Que les religieux puissent jouer dans nos sociétés stratifiées, un rôle de régulateur social et même de médiateur, c’est certainement dans leur rôle. Que des membres d’une même confrérie fassent appel à leur guide religieux pour résoudre leurs différends, personne n’y verra quoi dire. Mais que la République laïque délègue le fonctionnement, la régulation, la résolution de ses institutions aux guides religieux par une méga mise en scène communicationnelle, est significatif de quelque chose : plus que malade, cette République est congénitalement et durablement abîmée.
Parce que tout de même, le contentieux entre Wade et Macky, ce n’est pas un contentieux entre deux membres d’une même confrérie, ni entre deux familles comme du temps des familles mafieuses en Italie ou aux États-Unis, mais bien entre la République et ses dirigeants. Que l’on sache, la Crei n’a pas jugé Karim parce qu’il avait le patronyme Wade, mais bien parce que les nouveaux gérants de la République que nous avions élus en 2012, avaient reçu le mandat d’éclaircir les conditions, les circonstances de l’utilisation des deniers publiques à eux confiés. Ou alors, on a été abusé et roulés dans la farine par un président qui voulait se venger de son prédécesseur pour ce que celui-ci lui avait fait subir.
Depuis une semaine et ce fameux sketch joué dans les lambris dorés de « Massalakoul Jinane » par l’ex et l’actuel président, c’est un déluge de commentaires de politologues et autres spécialistes, une furie journalistique jamais vue dans ce pays, tous pour applaudir cette mise en scène vaudevillesque, et personne pour s’interroger sur deux questions « mineures » : où est la justice dans tout ça ? Et que vont devenir les milliards dont on a dit que Karim avait barboté et qui lui a valu un procès rocambolesque, une peine de prison, une extraction spectaculaire de Rebeus aux heures du crime (minuit), un vol spécial sous la haute garde d’un Emir.
Les supposés gardiens et garants de la République se sont amusés avec, et ont méprisé nos besoins, exigences, et demandes : rendez-nous notre argent en rendant la justice. Tout semble indiquer qu’ils ne feront ni, l’un ni l’autre. Ils montrent la pourriture de nos institutions et ce qu’ils peuvent en faire selon leurs désirs (ou ceux de leurs descendants). On s’est livré à un chantage honteux pour exclure Karim Wade de la dernière présidentielle.

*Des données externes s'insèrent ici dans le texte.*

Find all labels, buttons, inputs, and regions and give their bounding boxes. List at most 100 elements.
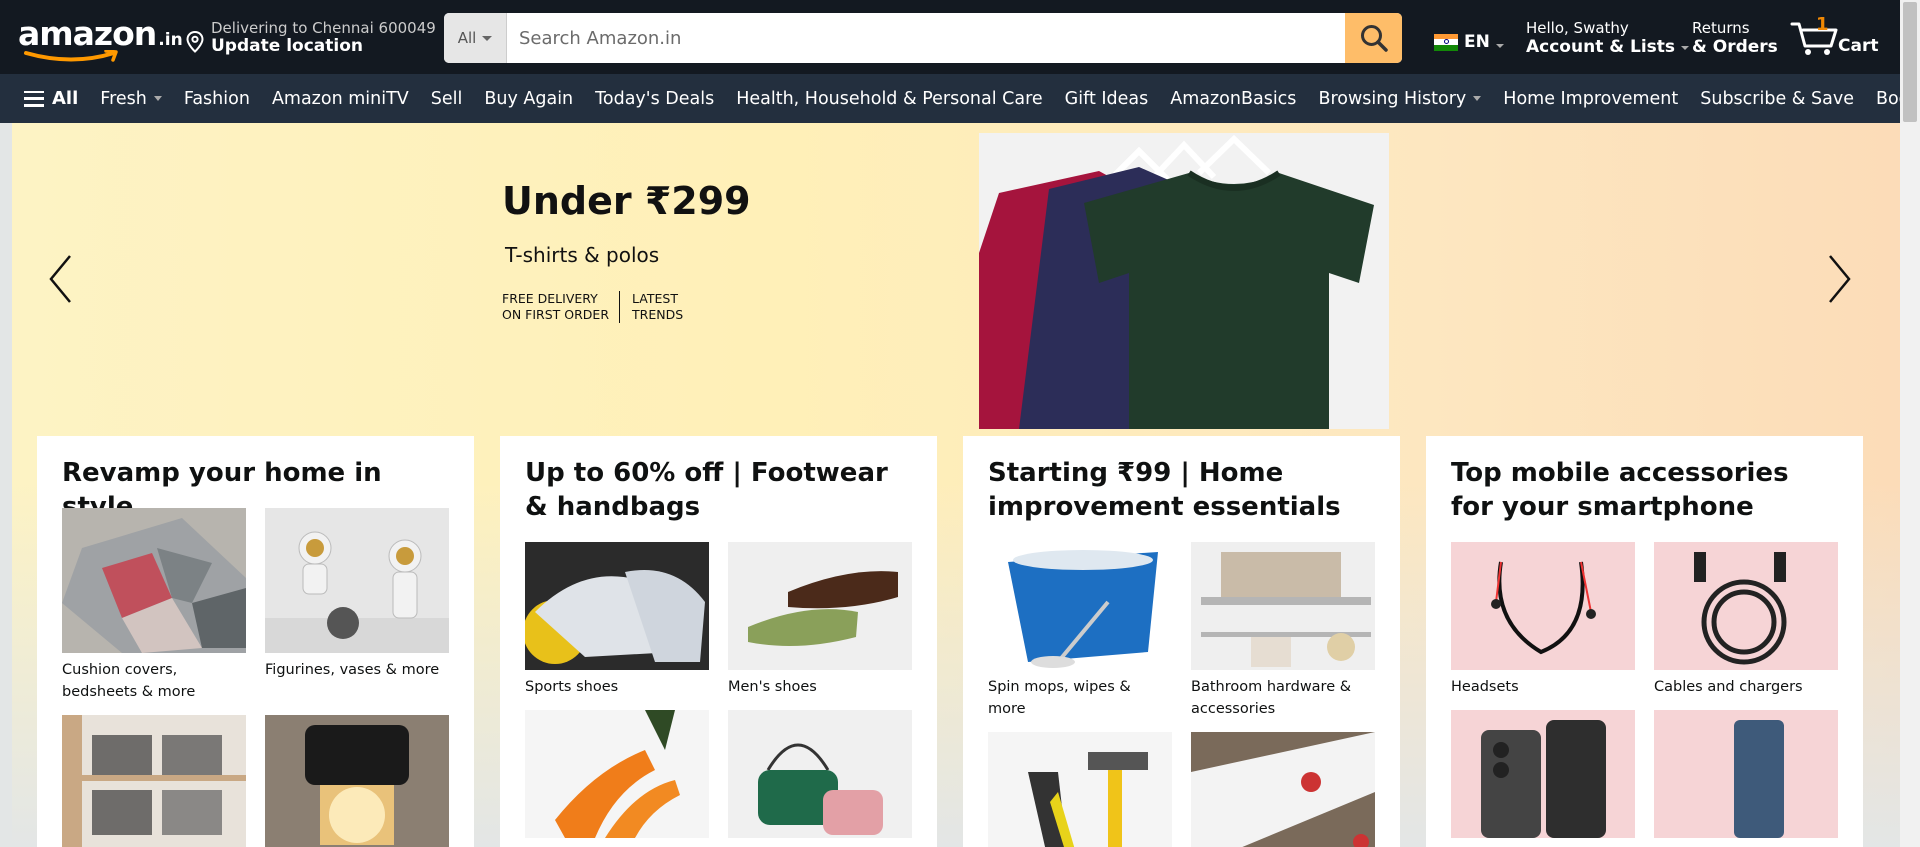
card-tile[interactable]: [1451, 710, 1635, 838]
heels-image: [525, 710, 709, 838]
nav-item-subscribe-save[interactable]: Subscribe & Save: [1700, 89, 1854, 109]
chevron-down-icon: [1473, 96, 1482, 101]
tile-caption: Spin mops, wipes & more: [988, 679, 1131, 717]
cart-button[interactable]: 1 Cart: [1790, 14, 1890, 58]
tile-caption: Cushion covers, bedsheets & more: [62, 662, 196, 700]
tile-caption: Headsets: [1451, 679, 1519, 695]
card-footwear-handbags: Up to 60% off | Footwear & handbags Spor…: [500, 436, 937, 847]
card-tile[interactable]: Men's shoes: [728, 542, 912, 698]
card-title[interactable]: Up to 60% off | Footwear & handbags: [525, 456, 912, 524]
hero-subtitle: T-shirts & polos: [505, 243, 660, 267]
search-category-dropdown[interactable]: All: [444, 13, 507, 63]
tile-caption: Men's shoes: [728, 679, 817, 695]
card-tile[interactable]: [62, 715, 246, 847]
card-grid: Spin mops, wipes & more Bathroom hardwar…: [988, 542, 1375, 847]
card-title[interactable]: Starting ₹99 | Home improvement essentia…: [988, 456, 1375, 524]
nav-item-minitv[interactable]: Amazon miniTV: [272, 89, 409, 109]
card-mobile-accessories: Top mobile accessories for your smartpho…: [1426, 436, 1863, 847]
scrollbar[interactable]: [1900, 0, 1920, 847]
card-title[interactable]: Top mobile accessories for your smartpho…: [1451, 456, 1838, 524]
account-lists-label: Account & Lists: [1526, 37, 1676, 57]
all-menu-button[interactable]: All: [24, 88, 78, 109]
smile-arrow-icon: [24, 50, 118, 62]
amazon-logo[interactable]: amazon .in: [18, 14, 183, 62]
wall-light-image: [265, 715, 449, 847]
card-grid: Sports shoes Men's shoes: [525, 542, 912, 838]
location-pin-icon: [186, 31, 204, 53]
deliver-to-text: Delivering to Chennai 600049: [211, 19, 436, 37]
nav-item-buy-again[interactable]: Buy Again: [484, 89, 573, 109]
delivery-location[interactable]: Delivering to Chennai 600049 Update loca…: [186, 17, 436, 57]
card-grid: Headsets Cables and chargers: [1451, 542, 1838, 838]
headsets-image: [1451, 542, 1635, 670]
card-tile[interactable]: Cables and chargers: [1654, 542, 1838, 698]
greeting-text: Hello, Swathy: [1526, 19, 1629, 37]
card-tile[interactable]: [1654, 710, 1838, 838]
update-location-text: Update location: [211, 36, 363, 56]
cart-icon: [1790, 22, 1838, 55]
card-tile[interactable]: Spin mops, wipes & more: [988, 542, 1172, 720]
storage-boxes-image: [62, 715, 246, 847]
bathroom-rack-image: [1191, 542, 1375, 670]
nav-item-home-improvement[interactable]: Home Improvement: [1503, 89, 1678, 109]
carousel-next-arrow-icon[interactable]: [1824, 253, 1854, 305]
tools-image: [988, 732, 1172, 847]
search-button[interactable]: [1345, 13, 1402, 63]
card-tile[interactable]: Cushion covers, bedsheets & more: [62, 508, 246, 703]
search-icon: [1360, 25, 1388, 52]
card-home-improvement: Starting ₹99 | Home improvement essentia…: [963, 436, 1400, 847]
carousel-prev-arrow-icon[interactable]: [46, 253, 76, 305]
spin-mop-image: [988, 542, 1172, 670]
tile-caption: Cables and chargers: [1654, 679, 1803, 695]
nav-item-health[interactable]: Health, Household & Personal Care: [736, 89, 1042, 109]
chevron-down-icon: [482, 35, 493, 41]
card-tile[interactable]: [1191, 732, 1375, 847]
cushion-image: [62, 508, 246, 653]
nav-item-gift-ideas[interactable]: Gift Ideas: [1065, 89, 1149, 109]
tshirts-image[interactable]: [979, 133, 1389, 429]
nav-bar: All Fresh Fashion Amazon miniTV Sell Buy…: [0, 74, 1920, 123]
mens-shoes-image: [728, 542, 912, 670]
cables-image: [1654, 542, 1838, 670]
chevron-down-icon: [1495, 44, 1504, 48]
tile-caption: Sports shoes: [525, 679, 619, 695]
card-tile[interactable]: Bathroom hardware & accessories: [1191, 542, 1375, 720]
card-tile[interactable]: Sports shoes: [525, 542, 709, 698]
top-header: amazon .in Delivering to Chennai 600049 U…: [0, 0, 1900, 74]
language-selector[interactable]: EN: [1434, 30, 1504, 54]
returns-orders-link[interactable]: Returns & Orders: [1692, 19, 1778, 57]
card-tile[interactable]: [988, 732, 1172, 847]
hero-tags: FREE DELIVERY ON FIRST ORDER LATEST TRENDS: [502, 291, 684, 323]
card-tile[interactable]: Figurines, vases & more: [265, 508, 449, 703]
hamburger-icon: [24, 90, 44, 107]
nav-item-amazonbasics[interactable]: AmazonBasics: [1170, 89, 1296, 109]
tile-caption: Bathroom hardware & accessories: [1191, 679, 1352, 717]
card-tile[interactable]: [265, 715, 449, 847]
nav-item-fresh[interactable]: Fresh: [100, 89, 162, 109]
power-bank-image: [1654, 710, 1838, 838]
chevron-down-icon: [1681, 46, 1690, 50]
account-menu[interactable]: Hello, Swathy Account & Lists: [1526, 19, 1690, 57]
hero-title: Under ₹299: [502, 179, 751, 223]
chevron-down-icon: [153, 96, 162, 101]
search-bar: All: [444, 13, 1402, 63]
scrollbar-thumb[interactable]: [1903, 2, 1917, 122]
sports-shoes-image: [525, 542, 709, 670]
card-tile[interactable]: [728, 710, 912, 838]
phone-cases-image: [1451, 710, 1635, 838]
card-tile[interactable]: Headsets: [1451, 542, 1635, 698]
tile-caption: Figurines, vases & more: [265, 662, 440, 678]
search-input[interactable]: [507, 13, 1341, 63]
nav-item-fashion[interactable]: Fashion: [184, 89, 250, 109]
nav-item-browsing-history[interactable]: Browsing History: [1318, 89, 1482, 109]
nav-item-todays-deals[interactable]: Today's Deals: [595, 89, 714, 109]
cart-label: Cart: [1838, 36, 1879, 56]
extension-board-image: [1191, 732, 1375, 847]
figurines-image: [265, 508, 449, 653]
india-flag-icon: [1434, 33, 1458, 51]
card-grid: Cushion covers, bedsheets & more Figurin…: [62, 508, 449, 847]
card-home-style: Revamp your home in style Cushion covers…: [37, 436, 474, 847]
card-tile[interactable]: [525, 710, 709, 838]
nav-item-sell[interactable]: Sell: [431, 89, 463, 109]
cart-count-badge: 1: [1816, 14, 1829, 35]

Pour ne pas s’arrêter en si bon chemin dans l’opération d’animation (d’accord ça n’existe pas et alors ?) des institutions de la République, ils y ont ajouté la mise à mort de l’ex-maire de Dakar, Khalifa Ababacar Sall qu’ils soumettent depuis quelques mois à un chantage honteux : si tu veux sortir de Rebeus, tu t’excuses et tu demandes grâce au Prince…
Tout le monde semble s’extasie des résultats attendus de ce crime contre la République : grâce et retour de Karim au pays ; le Pape du Sopi met fin à sa bouderie du dialogue national, ce grand n’importe quoi. Mais ce qu’on ne dit pas, c’est que ces « retrouvailles » se feront sur le dos des populations. Tout en élargissant leurs privilèges et leur gouvernement, ils musèleront le peuple, les syndicats (ça a commencé) et ils vont tranquillement exécuter le programme d’ajustement structurel que le FMI vient de leur dicter. Quand l’essentiel de l’opposition va à Canossa et à la table du prince pour se gaver, c’est toujours le peuple qui trinque.
Chuut ! L’enfer social est à nos portes, parce qu’ils se sont déculottés et trahi leurs promesses d’il y a quelques mois. Si ça se trouve, le « deal » de Massalikoul Jinane comprend aussi les prochaines législatives (leur tenue), et pourquoi pas, la prochaine présidentielle et une autre modification de la Constitution. Se taire aujourd’hui, c’est se faire complice des crimes contre les populations et les institutions demain.